Case ID: la_145/html/1021-01.html
Source: Caselaw Access Project
Author: {"author": "\n      PROVOSTY, J.", "license": "Public Domain", "url": "https://static.case.law/"}
Date Created: 2024-08-24T03:29:51.129683

(83 South. 228)
    No. 21786.
    MECHANICS & METALS NAT. BANK OF NEW YORK v. WARNER.
    (Nov. 3, 1919.)
    
      (Syllabus by Editorial Staff.)
    
    1. Bills and notes <&wkey;164 — Negotiability; PROVISION AS TO APPLICATION OF BANK BALANCE TO NOTE.
    Note, giving bank payee upon default of payment “the right immediately to apply any sum or balance to my credit, to the payment of said note, interests and costs,” held negotiable.
    2. Bills and notes <&wkey;155 — Negotiability of note maturing upon failure to respond TO CALL FOR ADDITIONAL SECURITIES.
    Note secured by pledge of specified securities, “with the right to call for additional security should the same decline, and on failure to respond, this obligation shall be deemed to be due and payable on demand,” held negotiable, as against objection that time of payment was contingent and therefore uncertain.
    Appeal from Twenty-Sixth Judicial District Court, Parish of Washington; Joseph B. Lancaster, Judge.
    Action by the Mechanics & Metals National Bank of New York against W. W. Warner.
    Judgment for defendant, and plaintiff appeals. Judgment set aside, and judgment rendered for plaintiff.
    Denegre, Leovy & Chaffe, of New Orleans, for appellant.
    Ott & Johnson, of Franklinton, for appellee.
   PROVOSTY, J.

The note sued on was, acquired by plaintiff before maturity, and the only question is as to whether it is a negotiable note, so that the equities as between the maker and the payee may not be pleaded. It reads as follows:

“$14,871.60. Bogalusa, La., Dec. 16, 1912.
“One year after date, I, we, the signers,'indorsers, sureties, or either of us, in solido, promise to pay to the order of the Commercial Bank, Bogalusa, Louisiana, fourteen thousand eight hundred seventy-one and 60/100 dollars with interest at the rate of 8 per cent, per annum from maturity until paid, for value received.
“This note is secured by pledge of the securities on the reverse hereof, with the right to call for additional security should the same decline, and on failure to respond, this obligation shall be deemed to be due and payable on demand. 'With full power and authority to sell and assign, and deliver the whole of said property or any part thereof, or any substitute therefor, or any additions thereto, at any broker’s board, or at public or private sale, at the option of said bank, on the nonperformance of this promise, and without further notice, applying the net proceeds, first to the payment of this note, interest and costs of the sale and the balance at the option of the bank to any other liability to the bank now existing, or which may hereafter accrue, and accounting to me for the surplus, if any, and I hereby agree to pay the attorney’s fees of ten per cent, on the amount sued for, or recovered without suit by sale or collection of the securities, in case of suit or legal service in or out of court. It Is further agreed that the pledgee shall have' the right to buy in the said securities, at the said public or private sale. It is fm-ther agreed that independently of the right to sell the said securities, the bank at the maturity of this note, and on my default to pay same, shall have the right immediately to apply any sum or balance to my credit, to the payment of said note, interest and costs. The makers and indorsers of this note each waive demand, protest and notice of protest and notice of dishonor.
“Payable at the Commercial Bank, Bogalusa, La. W. W. Warner.
“Due 12/16/13.”

Indorsements:

“Secured by 102 shares capital, Bank of Angie, La.
“The Commercial Bank, by L. L. Richardson, Jr., Cashier.
“Plff’s. Ex. 1. Piled in evidence July 7, 1915. M. A. Thipen, Clerk.”
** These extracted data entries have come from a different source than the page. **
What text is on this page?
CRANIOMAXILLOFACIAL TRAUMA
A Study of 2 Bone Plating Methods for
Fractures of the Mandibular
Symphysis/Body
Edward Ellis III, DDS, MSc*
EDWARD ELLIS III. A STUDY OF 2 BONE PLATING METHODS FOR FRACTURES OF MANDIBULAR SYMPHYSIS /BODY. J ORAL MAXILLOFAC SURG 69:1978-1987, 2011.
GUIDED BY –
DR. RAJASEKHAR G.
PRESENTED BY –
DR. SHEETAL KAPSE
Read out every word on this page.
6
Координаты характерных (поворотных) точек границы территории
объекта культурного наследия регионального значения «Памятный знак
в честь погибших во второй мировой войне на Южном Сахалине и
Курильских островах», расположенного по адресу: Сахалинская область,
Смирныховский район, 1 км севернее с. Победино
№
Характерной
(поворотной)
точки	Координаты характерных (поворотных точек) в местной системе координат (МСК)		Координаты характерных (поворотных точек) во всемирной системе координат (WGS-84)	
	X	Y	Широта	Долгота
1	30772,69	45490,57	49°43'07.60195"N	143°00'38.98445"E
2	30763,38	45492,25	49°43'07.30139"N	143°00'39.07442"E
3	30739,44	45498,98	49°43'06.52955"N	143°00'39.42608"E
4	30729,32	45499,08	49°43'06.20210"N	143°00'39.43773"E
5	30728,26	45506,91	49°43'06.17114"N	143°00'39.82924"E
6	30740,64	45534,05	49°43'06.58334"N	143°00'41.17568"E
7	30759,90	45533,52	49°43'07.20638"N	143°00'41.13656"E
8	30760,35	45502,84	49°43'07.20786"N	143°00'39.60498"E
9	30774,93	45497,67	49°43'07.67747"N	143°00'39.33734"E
W'e have italicized the clauses which it is claimed render the note nonnegotiable.

As to the second of said clauses the contrary was expressly held in Bonart v. Rabito, 141 La. 970, 76 South. 166.

The other, or first, of said italicized clauses is said to make the time of payment contingent, and therefore uncertain. The possible depreciation of pledged securities is no more contingent than the future bankruptcy of the maker, and yet the latter contingency was held in the same Rabito Case not to have impaired the negotiability of the note; the court saying:

“What it meant by the provision in section 4 of the negotiable instrument law [Act No. 64 of 1904] that an instrument payable upon a contingency is not negotiable and the happening of the event does not cure the defect is that an instrument that stipulates no fixed or determinable future time at which it must be paid in any event, but is payable upon a contingency that may never happen, is not an unconditional promise to pay. What is meant by the provision that to be a negotiable instrument a promissory note must be payable at a fixed or determinable future time is that some date must be either fixed or determinable at which the holder of the note may insist upon payment, unless then it shall have been already paid.”
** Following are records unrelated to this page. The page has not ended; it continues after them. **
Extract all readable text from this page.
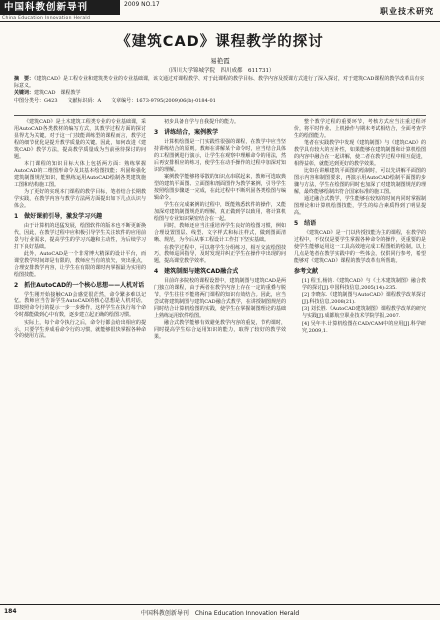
中国科教创新导刊	2009 NO.17
China Education Innovation Herald
职业技术研究
《建筑CAD》课程教学的探讨
易艳霞
（四川大学锦城学院　四川成都　611731）
摘　要：《建筑CAD》是工程专业和建筑类专业的专业基础课，该文通过对课程教学、对于此课程的教学目标、教学内容及授课方式进行了深入探讨，对于建筑CAD课程的教学改革具有实际意义。
关键词：建筑CAD　课程教学
中图分类号：G423　　文献标识码：A　　文章编号：1673-9795(2009)06(b)-0184-01

《建筑CAD》是土木建筑工程类专业的专业基础课，采用AutoCAD各类教材的编写方式，其教学过程方面的探讨显得尤为关键。对于这一门技能训练型的课程而言，教学过程的细节优化是提升教学质量的关键。因此，如何改进《建筑CAD》教学方法，提高教学质量成为当前亟待探讨的问题。

本门课程的知识目标大体上包括两方面：熟练掌握AutoCAD的二维图形命令及其基本绘图技能；巩固和强化建筑制图规范知识，能熟练运用AutoCAD绘制各类建筑施工图和结构施工图。

为了更好的实现本门课程的教学目标，笔者结合长期教学实践，在教学内容与教学方法两方面提出如下几点认识与体会。

1　做好课前引导，激发学习兴趣

由于计算机的迅猛发展，绘图软件的版本也不断更新换代，因此，在教学过程中应积极引导学生关注软件的应用前景与行业需求，提高学生的学习兴趣和主动性，为后续学习打下良好基础。

此外，AutoCAD是一个非常博大精深的设计平台，而课堂教学时间却是有限的，教师应当有的放矢，突出重点，合理安排教学内容，让学生在有限的课时内掌握最为实用的绘图技能。

2　抓住AutoCAD的一个核心思想——人机对话

学生刚开始接触CAD会感觉很茫然，命令繁多难以记忆。教师应当告诉学生AutoCAD的核心思想是人机对话，即按照命令行的提示一步一步操作，这样学生在执行每个命令时都能做到心中有数，逐步建立起正确的绘图习惯。

实际上，每个命令执行之后，命令行都会给出相应的提示，只要学生养成看命令行的习惯，就能够很快掌握各种命令的使用方法。

初步具备自学与自我提升的能力。

3　讲练结合，案例教学

计算机绘图是一门实践性很强的课程，在教学中应当坚持讲练结合的原则。教师在讲解某个命令时，应当结合具体的工程图例进行演示，让学生在观察中理解命令的用法，然后再安排相应的练习，使学生在动手操作的过程中加深对知识的理解。

案例教学能够将零散的知识点串联起来，教师可选取典型的建筑平面图、立面图和剖面图作为教学案例，引导学生按照绘图步骤逐一完成，在此过程中不断巩固各类绘图与编辑命令。

学生在完成案例的过程中，既能熟悉软件的操作，又能加深对建筑制图规范的理解，真正做到学以致用，将计算机绘图与专业知识紧密结合在一起。

同时，教师还应当注重培养学生良好的绘图习惯，例如合理设置图层、线型、文字样式和标注样式，做到图面清晰、规范，为今后从事工程设计工作打下坚实基础。

在教学过程中，可以将学生分组练习，相互交流绘图技巧，教师巡回指导，及时发现并纠正学生在操作中出现的问题，提高课堂教学效率。

4　建筑制图与建筑CAD融合式

目前许多院校的课程设置中，建筑制图与建筑CAD是两门独立的课程，由于两者在教学内容上存在一定的重叠与脱节，学生往往不能将两门课程的知识有效结合。因此，应当尝试将建筑制图与建筑CAD融合式教学，在讲授制图规范的同时结合计算机绘图的实践，使学生在掌握制图理论的基础上熟练运用软件绘图。

融合式教学能够有效避免教学内容的重复，节约课时，同时提高学生综合运用知识的能力，取得了较好的教学效果。

整个教学过程的重要环节，考核方式应当注重过程评价，将平时作业、上机操作与期末考试相结合，全面考查学生的绘图能力。

笔者在实践教学中发现《建筑制图》与《建筑CAD》的教学具有较大的互补性，如果能够在建筑制图和计算机绘图的内容中融合在一起讲解，使二者在教学过程中相互促进，相得益彰，就能达到更好的教学效果。

比如在讲解建筑平面图的绘制时，可以先讲解平面图的图示内容和制图要求，再演示用AutoCAD绘制平面图的步骤与方法，学生在绘图的同时也加深了对建筑制图规范的理解，最终能够绘制出符合国家标准的施工图。

通过融合式教学，学生能够在较短的时间内同时掌握制图理论和计算机绘图技能，学生的综合素质得到了明显提高。

5　结语

《建筑CAD》是一门以传授技能为主的课程，在教学的过程中，不仅仅是要学生掌握各种命令的操作，更重要的是使学生能够运用这一工具高效地完成工程图纸的绘制。以上几点是笔者在教学实践中的一些体会，仅供同行参考，希望能够对《建筑CAD》课程的教学改革有所帮助。

参考文献

[1] 程玉,杨钧.《建筑CAD》与《土木建筑制图》融合教学的探讨[J].中国科技信息,2005(14):235.

[2] 李晓东.《建筑制图与AutoCAD》课程教学改革探讨[J].科技信息,2008(21).

[3] 刘长胜.《AutoCAD建筑制图》课程教学改革的研究与实践[J].成都航空职业技术学院学报,2007.

[4] 吴年丰.计算机绘图在CAD/CAM中的应用[J].科学研究,2009,1.

184	中国科教创新导刊　China Education Innovation Herald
From 3 R. C. L. 906, we quote:

“If a specific day of payment is inserted, the note is then payable at all events, and its negotiability is not affected by the fact that an uncertain and different time of payment is also inserted.”

And again, page 908:

“Acceleration of Maturity Generally. Though an instrument to be negotiable must be payable at some fixed period of time, or on some event which must inevitably happen, yet where a note contains an absolute promise to pay at a time specified, its quality as a negotiable instrument is not destroyed by. the fact that it also embodies a conditional promise to pay at an earlier time as, for instance, where a note payable on a certain day contains a provision that it shall be payable on an earlier day, if certain property is sold, or at the death of the maker if he should die before the date of maturity, or on the completion of a certain building, if that should happen before the day named in the note for payment. The conditional promise to pay the money before the time specified does not abrogate or interfere with the absolute promise to pay at the expiration of the time. The conditional promise not being performed, the absolute promise to pay at the expiration of the time remains in full force.”

See, also, authorities cited, Hibernia Bank & Trust Co. v. Dresser, 132 La. 532, 61 South. 573, and in Independent District v. Hall, 113 U. S. 135, 5 Sup. Ct. 371, 28 L. Ed. 954.

The judgment appealed from is therefore set aside, and it is ordered, adjudged, and decreed that there be judgment in favor of the plaintiff, the Mechanics & Metals National Bank, against the defendant, W. W. Warner, in the sum of $14,871.60 with 8 per cent, per annum interest thereon from December 16, 1913, together with 10 per cent, on said amount in capital and interest, and recognizing the lien and privilege of the said bank for the security of the payment of this judgment upon the 102 shares of the capital stock of the Bank of Angie, Angie, La., pledged to secure the payment of note sued on; and condemning defendant to pay the costs of this suit.